Blacks@Dartmouth 1775 to 1960

Cornelius McKane

Physician and founder of hospitals in Georgia and Liberia with Alice Woodby McKane

alumnus image

Dartmouth Medical School

Class of 1892

1891 Univ Vermont Medical College (M.D.)

Born  1862  Georgetown British Guiana

Died 1912 Boston MA

Quotes from Biographical Sources

There is now practicing medicine and surgery a man who traces his lineage directly to King George of Africa. Cornelius McKane is 30 years old, having been born in Georgetown, British Guiana, on February 2, 1862. He received his education in New York city and finished his course in medicine at Dartmouth College. He has been practicing medicine successfully in Savannah for one year.

He is a very intelligent and entertaining man, and speaks enthusiastically of his prospects of going back to his native country, Liberia, and taking along with him a number of teachers and missionaries. His description of Liberia is interesting in the extreme. He says that Monrovia has over 10,000 inhabitants who are happy and contented. His object in life is to establish a medical college in Liberia.

Cornelius McKane is the great-grandson of King Mannah Funacai, one of the native rulers who sold the first territory purchased by the American Colonization Society on the west coast of Africa. From this territory the Republic of Liberia was formed. Funisa, the grandmother of Cornelius McKane and the grand-daughter of the King, was stolen from her native country and sold into slavery in Dutch Guiana, which became the possession of the English. She was converted from paganism to Christianity and married a fellow countryman. Her oldest daughter when she died left two little children, a girl 2 years of age and a boy of 6, Cornelius McKane.

McKane started out from British Guiana at 10 years of age to seek an education. His grandmother made him promise that he would return to the land of his grandmother and great-grandmother and work for the regeneration of his race. McKane had many years of hardships, and when he landed in New York he was penniless and homeless. Moses F. Wester, a devout colored Baptist deacon, took McKane in and sent him to Grammar School No. 28.
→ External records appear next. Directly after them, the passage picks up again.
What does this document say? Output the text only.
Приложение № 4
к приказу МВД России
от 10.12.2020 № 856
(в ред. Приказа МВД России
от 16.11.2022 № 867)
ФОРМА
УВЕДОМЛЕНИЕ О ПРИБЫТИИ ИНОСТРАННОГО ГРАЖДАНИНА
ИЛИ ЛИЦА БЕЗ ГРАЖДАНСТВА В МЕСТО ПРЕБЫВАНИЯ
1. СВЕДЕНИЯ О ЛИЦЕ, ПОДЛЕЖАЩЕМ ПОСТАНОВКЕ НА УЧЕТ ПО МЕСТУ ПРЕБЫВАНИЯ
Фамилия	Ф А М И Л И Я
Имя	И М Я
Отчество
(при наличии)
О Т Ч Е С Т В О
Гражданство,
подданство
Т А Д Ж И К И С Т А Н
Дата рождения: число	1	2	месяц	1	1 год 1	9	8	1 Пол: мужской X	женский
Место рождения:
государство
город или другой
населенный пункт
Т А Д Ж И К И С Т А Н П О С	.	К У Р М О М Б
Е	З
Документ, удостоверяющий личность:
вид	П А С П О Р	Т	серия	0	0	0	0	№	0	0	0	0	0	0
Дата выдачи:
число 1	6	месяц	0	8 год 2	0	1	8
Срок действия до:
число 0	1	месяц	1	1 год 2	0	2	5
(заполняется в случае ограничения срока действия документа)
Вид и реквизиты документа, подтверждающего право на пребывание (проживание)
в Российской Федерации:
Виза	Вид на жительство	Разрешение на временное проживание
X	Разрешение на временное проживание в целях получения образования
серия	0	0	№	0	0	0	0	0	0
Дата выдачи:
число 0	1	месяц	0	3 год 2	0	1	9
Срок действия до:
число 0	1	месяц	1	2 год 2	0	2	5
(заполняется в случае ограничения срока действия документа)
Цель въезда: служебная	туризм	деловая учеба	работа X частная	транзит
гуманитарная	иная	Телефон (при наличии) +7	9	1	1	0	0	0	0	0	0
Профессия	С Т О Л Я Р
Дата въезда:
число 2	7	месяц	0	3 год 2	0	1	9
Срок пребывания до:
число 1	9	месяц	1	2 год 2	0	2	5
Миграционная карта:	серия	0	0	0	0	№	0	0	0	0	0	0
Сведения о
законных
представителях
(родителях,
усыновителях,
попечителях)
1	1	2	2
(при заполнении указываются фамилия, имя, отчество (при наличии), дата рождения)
McKane graduated with honors and began lecturing on behalf of Liberia. He completed a brief course at the High School and then went to Liberia, where he immediately began the study of native languages and Arabic. He was soon made principal of the City Grammar School at Monrovia and later, principal of the Mission School at Sherbro. There he met Chief Neal Caulker, the executive head of the Sherbro tribes, who put him in a position to discover the youngest sister of his great-grandmother, Twahalla. Upon recognizing the young relative she exclaimed: 'Tok-neh Ebena Allah!' 'You come to bring God!' Young McKane resolved to equip himself for a medical mission. In 1888 he returned to his country to complete his studies, which he did at the Medical University of Vermont and Dartmouth.


A King his Ancestry: A Young Colored Doctor of Savannah [edited]. San Francisco Chronicle. 1892:16.

Other source(s)

  1. Elmore, Charles J. (2004). Black Medical Pioneers in Savannah, 1892-1909: Cornelius McKane and Alice Woodby McKane. The Georgia Historical Quarterly, 88(2), 179–196.